LED Light Fixture Takes First Prize at Aluminum Extrusion Design Competition

Another process that's suited for LED light fixtures is aluminum extrusion. At the ET Foundation's 2010 Aluminum Extrusion Design Competition earlier this year, Eric Eisele, a materials engineering graduate student at Drexel University in Philadelphia, won the Grand Prize for his design of an extruded, hanging LED light fixture. It was only the second time in the history of the competition that the Grand Prize was awarded to a student entry (www.etfoundation.org/dc.html). Judges at the competition reportedly found the design to be "a great example of how aluminum extrusions can gain ground in an emerging market."

Eisele designed the fixture to use 6063-T5 aluminum, a material that he said "offers a good balance between ease of extrusion, machinability, and thermal conductivity."  Thermal conductivity is an important property in LED light fixtures, he explained, because they need to "properly dissipate the heat generated by LEDs to ensure high efficiency and long life."  Eisele also outlined, in his entry, the benefits of using extruded aluminum for his LED lighting application. "Integrated designs can include heatsink fins, slots, optical cavities, mounting rails, [screw] bosses--all necessary for LED fixtures," he noted.

"LED lights in commercial and residential space-lighting applications appear to be on the cusp of revolutionizing the whole lighting industry," commented David Asher, a competition judge and the general manager for Bonnell Aluminum in Kentland, Indiana. "These lights offer the potential of dramatic energy savings for equivalent light output.
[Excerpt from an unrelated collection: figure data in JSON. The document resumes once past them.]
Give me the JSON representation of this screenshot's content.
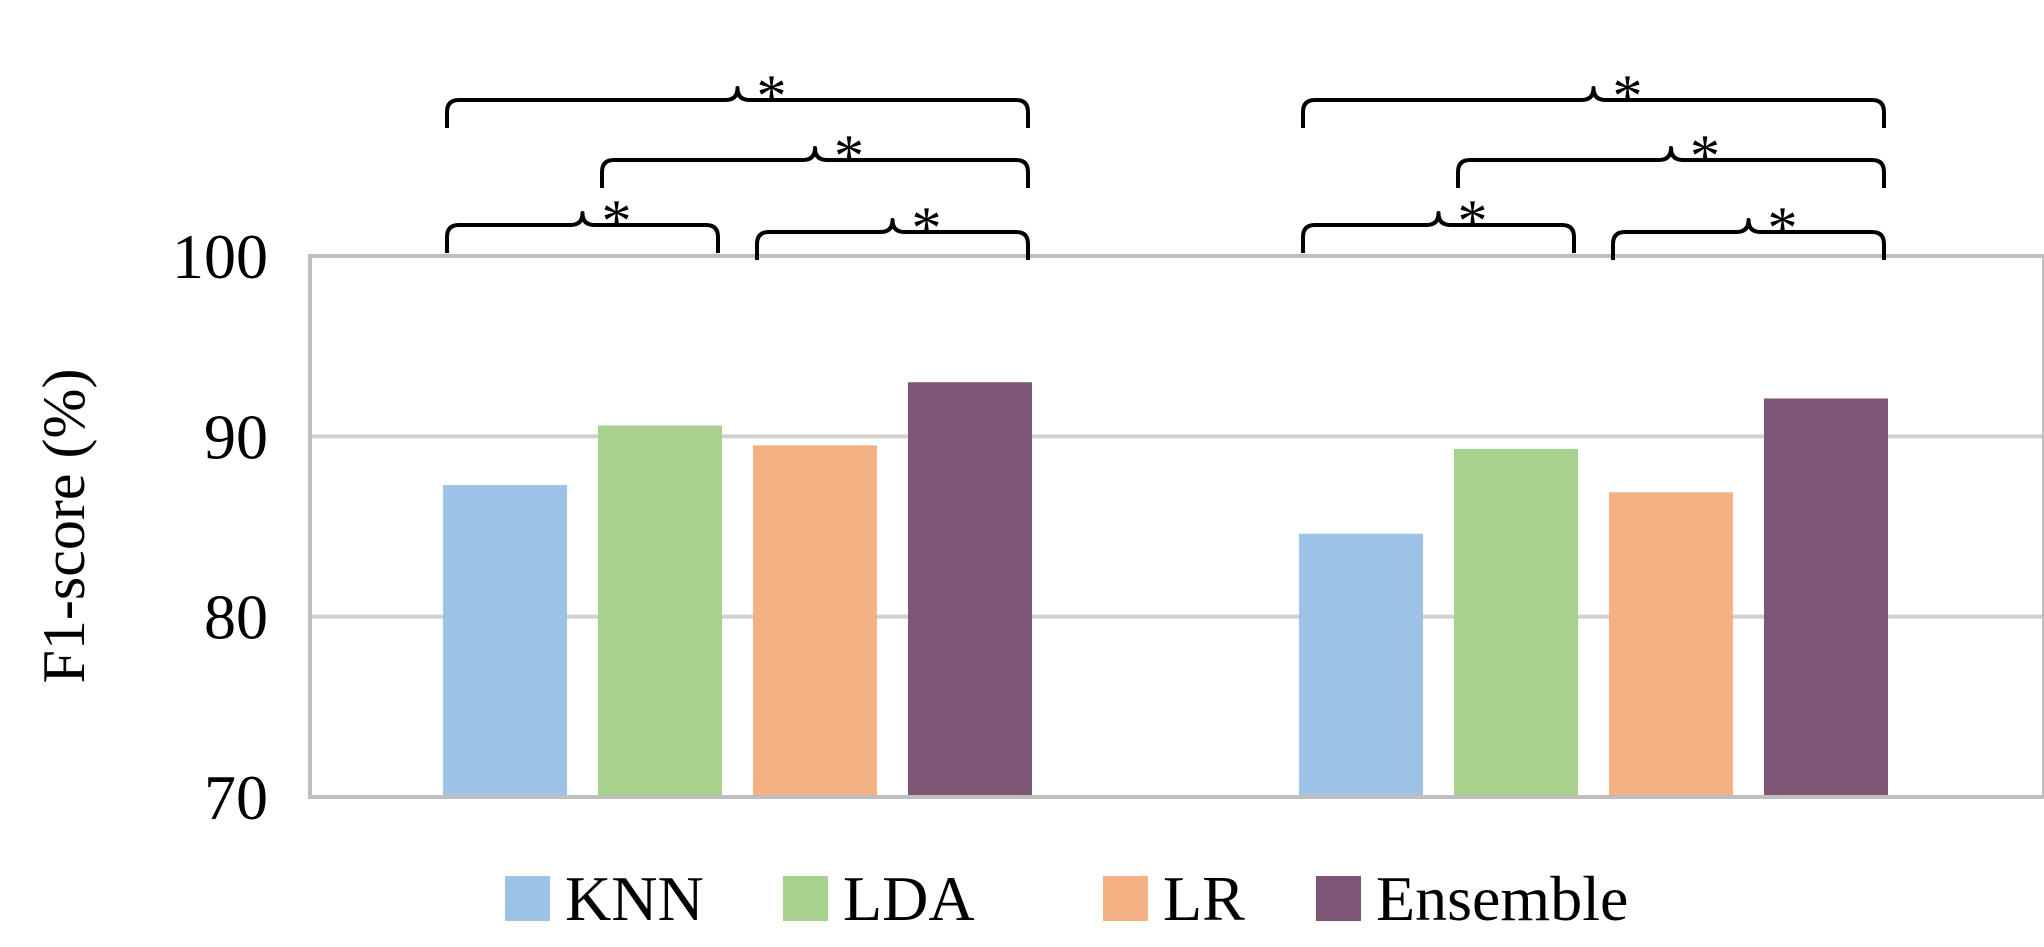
{
  "chart_data": {
    "type": "bar",
    "title": "",
    "xlabel": "",
    "ylabel": "F1-score (%)",
    "ylim": [
      70,
      100
    ],
    "yticks": [
      "70",
      "80",
      "90",
      "100"
    ],
    "grid": true,
    "legend_position": "bottom",
    "categories": [
      "",
      ""
    ],
    "series": [
      {
        "name": "KNN",
        "color": "#9dc3e6",
        "values": [
          87.3,
          84.6
        ]
      },
      {
        "name": "LDA",
        "color": "#a9d18e",
        "values": [
          90.6,
          89.3
        ]
      },
      {
        "name": "LR",
        "color": "#f4b183",
        "values": [
          89.5,
          86.9
        ]
      },
      {
        "name": "Ensemble",
        "color": "#7e5675",
        "values": [
          93.0,
          92.1
        ]
      }
    ],
    "significance": [
      {
        "group": 0,
        "from": "KNN",
        "to": "Ensemble",
        "label": "*"
      },
      {
        "group": 0,
        "from": "LDA",
        "to": "Ensemble",
        "label": "*"
      },
      {
        "group": 0,
        "from": "KNN",
        "to": "LDA",
        "label": "*"
      },
      {
        "group": 0,
        "from": "LR",
        "to": "Ensemble",
        "label": "*"
      },
      {
        "group": 1,
        "from": "KNN",
        "to": "Ensemble",
        "label": "*"
      },
      {
        "group": 1,
        "from": "LDA",
        "to": "Ensemble",
        "label": "*"
      },
      {
        "group": 1,
        "from": "KNN",
        "to": "LDA",
        "label": "*"
      },
      {
        "group": 1,
        "from": "LR",
        "to": "Ensemble",
        "label": "*"
      }
    ]
  }
}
While they are very energy efficient, they are also very sensitive to heat and will suffer significant reduction in useful life if heat can't be effectively dissipated. The concept of using an extruded fixture with integral heat sink, light placement options, and the potential to utilize different types of light diffusers and reflectors would appear to help with the commercialization of LED lighting."

Another competition judge, Craig Werner, owner of Werner Extrusion Solutions, LLC, in Lake Forest, Illinois, added, "There may be some technical challenges yet to overcome, but utilizing the light weight, strength, ability to extrude complex integral profiles, and heat conductivity of aluminum extrusions for this growth product was a great idea."